Note 65: (retour) Il s'agit ici du passage de l'Adda sur la droite de l'armée de Berthier qui s'était portée vers le point oriental du lac de Côme, et qui isola la division Serrurier du restant de l'armée. L'attaque générale de l'ennemi triompha sur les autres points, et l'armée française se vit réduite à la retraite après avoir perdu le tiers de son effectif et une centaine de canons.
Note 66: (retour) Comme complément de cette invocation, voir la prière à la fin du journal.
Note 67: (retour) «Le tableau de la situation de Gênes dans les derniers jours du siège a déjà été tracé tant de fois et est devenu si célèbre, dit le maréchal Soult, que je puis me borner ici à le rappeler. Les horreurs de la faim, dans une ville de cent soixante mille âmes, dépassent tout ce que l'imagination peut se représenter de plus hideux. On avait dévoré tous les animaux jusqu'aux chiens et aux rats; on fabriquait, sous le nom de pain, une composition d'amandes, de grains de lin, de son et de cacao, qu'on a comparée à de la tourbe imbibée d'huile, et que les chiens mêmes ne pouvaient pas supporter; la ration consistait en deux onces de cet affreux mélange. Enfin, le 15 prairial (le 4 juin), il n'en restait plus une once pour chacun; il ne restait plus quoi que ce fût, qui pût être mangé, pas même la nourriture la plus immonde. Il n'en restait pas plus pour l'armée que pour les habitants qui, tous les jours, mouraient par centaines.
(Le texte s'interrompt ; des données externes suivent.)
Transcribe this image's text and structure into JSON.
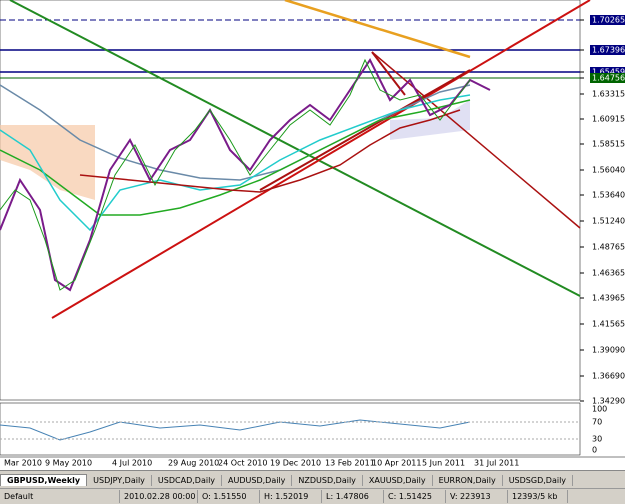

L'armée, si on pouvait encore lui donner ce nom, ne comptait pas trois mille hommes en état de tenir un fusil, car leur faire faire le moindre mouvement, était absolument impossible; les sentinelles ne pouvaient faire leur faction qu'assises. Le lendemain, elles n'auraient pas pu le faire, tous soldats et habitants, seraient morts d'inanition.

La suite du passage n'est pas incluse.